The memorial service was held outdoors under a large white tent, a fitting setting for the former itinerant preacher.

After a decade preaching on the road, Mr. Humbard settled in Akron in 1952, the same year he saw one of the first television programs broadcast live in northeast Ohio.

The son of Pentecostal evangelists, Mr. Humbard saw the power of television, Mr. Jones said, recalling how Mr. Humbard visited a TV station manager a dozen times - refusing to give up on his vision - before he agreed to put him on the air.

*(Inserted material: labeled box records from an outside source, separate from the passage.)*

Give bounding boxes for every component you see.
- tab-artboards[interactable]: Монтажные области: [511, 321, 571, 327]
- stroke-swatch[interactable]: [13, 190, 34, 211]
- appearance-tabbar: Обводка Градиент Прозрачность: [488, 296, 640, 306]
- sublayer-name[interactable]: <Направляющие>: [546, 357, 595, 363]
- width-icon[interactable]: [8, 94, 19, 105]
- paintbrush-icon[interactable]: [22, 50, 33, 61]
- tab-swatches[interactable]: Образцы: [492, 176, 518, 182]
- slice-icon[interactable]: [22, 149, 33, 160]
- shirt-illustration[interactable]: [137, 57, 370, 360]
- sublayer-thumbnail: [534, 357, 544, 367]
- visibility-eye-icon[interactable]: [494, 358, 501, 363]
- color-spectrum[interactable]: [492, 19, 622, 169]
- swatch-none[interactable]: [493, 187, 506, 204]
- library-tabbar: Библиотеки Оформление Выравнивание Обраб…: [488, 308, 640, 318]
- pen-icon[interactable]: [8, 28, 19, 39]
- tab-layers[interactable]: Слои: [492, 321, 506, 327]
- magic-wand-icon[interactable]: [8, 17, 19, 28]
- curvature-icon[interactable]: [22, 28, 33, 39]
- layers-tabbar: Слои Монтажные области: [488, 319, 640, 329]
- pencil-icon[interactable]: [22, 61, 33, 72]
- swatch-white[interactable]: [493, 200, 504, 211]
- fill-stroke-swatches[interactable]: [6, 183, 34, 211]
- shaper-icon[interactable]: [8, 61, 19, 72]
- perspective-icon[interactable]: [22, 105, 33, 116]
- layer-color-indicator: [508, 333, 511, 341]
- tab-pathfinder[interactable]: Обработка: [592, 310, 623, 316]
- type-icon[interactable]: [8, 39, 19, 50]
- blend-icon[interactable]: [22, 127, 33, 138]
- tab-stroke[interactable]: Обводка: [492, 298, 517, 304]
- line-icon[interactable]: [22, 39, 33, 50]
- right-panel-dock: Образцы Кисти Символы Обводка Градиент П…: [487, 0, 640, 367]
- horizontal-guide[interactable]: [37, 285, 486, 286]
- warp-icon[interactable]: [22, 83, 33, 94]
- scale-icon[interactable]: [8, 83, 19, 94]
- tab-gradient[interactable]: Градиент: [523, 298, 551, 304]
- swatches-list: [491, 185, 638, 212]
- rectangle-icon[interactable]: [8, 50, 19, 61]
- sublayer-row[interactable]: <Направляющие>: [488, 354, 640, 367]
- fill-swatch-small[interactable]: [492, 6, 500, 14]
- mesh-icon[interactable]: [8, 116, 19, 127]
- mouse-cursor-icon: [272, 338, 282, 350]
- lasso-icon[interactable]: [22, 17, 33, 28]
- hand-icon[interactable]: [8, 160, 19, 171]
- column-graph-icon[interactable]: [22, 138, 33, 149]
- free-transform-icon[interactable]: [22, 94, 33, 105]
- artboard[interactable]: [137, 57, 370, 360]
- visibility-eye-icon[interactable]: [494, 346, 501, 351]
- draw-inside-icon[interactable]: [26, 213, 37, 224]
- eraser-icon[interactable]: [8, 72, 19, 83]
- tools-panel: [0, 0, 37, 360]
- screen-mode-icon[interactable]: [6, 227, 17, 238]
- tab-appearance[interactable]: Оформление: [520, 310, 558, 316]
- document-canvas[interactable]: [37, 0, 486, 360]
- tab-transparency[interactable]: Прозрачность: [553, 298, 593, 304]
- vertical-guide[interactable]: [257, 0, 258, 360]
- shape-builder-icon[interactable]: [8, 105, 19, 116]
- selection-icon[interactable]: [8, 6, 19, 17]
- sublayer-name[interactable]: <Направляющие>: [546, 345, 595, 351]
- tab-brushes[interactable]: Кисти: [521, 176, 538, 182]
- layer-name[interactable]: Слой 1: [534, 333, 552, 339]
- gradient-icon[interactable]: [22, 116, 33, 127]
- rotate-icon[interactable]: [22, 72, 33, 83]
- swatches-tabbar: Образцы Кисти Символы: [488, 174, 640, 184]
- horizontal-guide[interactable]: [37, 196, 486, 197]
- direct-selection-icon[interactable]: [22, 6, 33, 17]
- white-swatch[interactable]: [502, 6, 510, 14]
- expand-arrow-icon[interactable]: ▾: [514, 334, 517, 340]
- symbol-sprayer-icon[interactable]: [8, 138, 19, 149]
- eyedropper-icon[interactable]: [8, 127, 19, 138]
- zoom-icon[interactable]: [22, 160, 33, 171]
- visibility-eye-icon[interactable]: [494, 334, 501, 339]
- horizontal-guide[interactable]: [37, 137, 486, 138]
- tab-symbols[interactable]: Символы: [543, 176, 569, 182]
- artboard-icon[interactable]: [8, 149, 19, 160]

Mr. Humbard began with a renovated theater in 1953 and later the $4 million domed Cathedral of Tomorrow.

The broadcast, also called Cathedral of Tomorrow, developed into a mixture of preaching and music, with Humbard's wife, Maude Aimee, an accomplished gospel singer, and the Cathedral Quartet as regular performers. The Humbards' children also performed.

By 1979, the show was broadcast in the United States, Canada, Europe, the Middle East, Far East, Australia, and Latin America. His syndicated program appeared on more TV stations in America than any other program by 1970.

The preacher's rose-covered casket was carried in to a bagpiper playing "Amazing Grace," and televangelist Benny Hinn led the funeral service.

Richard Roberts, son of preacher Oral Roberts, spoke and thanked the Humbard family for what they've meant to his family. A letter from Pat Robertson, founder of the Christian Coalition, was read. He noted that Mr. Humbard, at the height of his popularity, was "America's preacher."

Elizabeth Humbard spoke of her father's love for his family and recalled as a child sitting in his office in her pajamas on Saturday evenings as he prepared his sermon for the next day.

Burial was planned for today at Rose Hill Burial Park in Akron.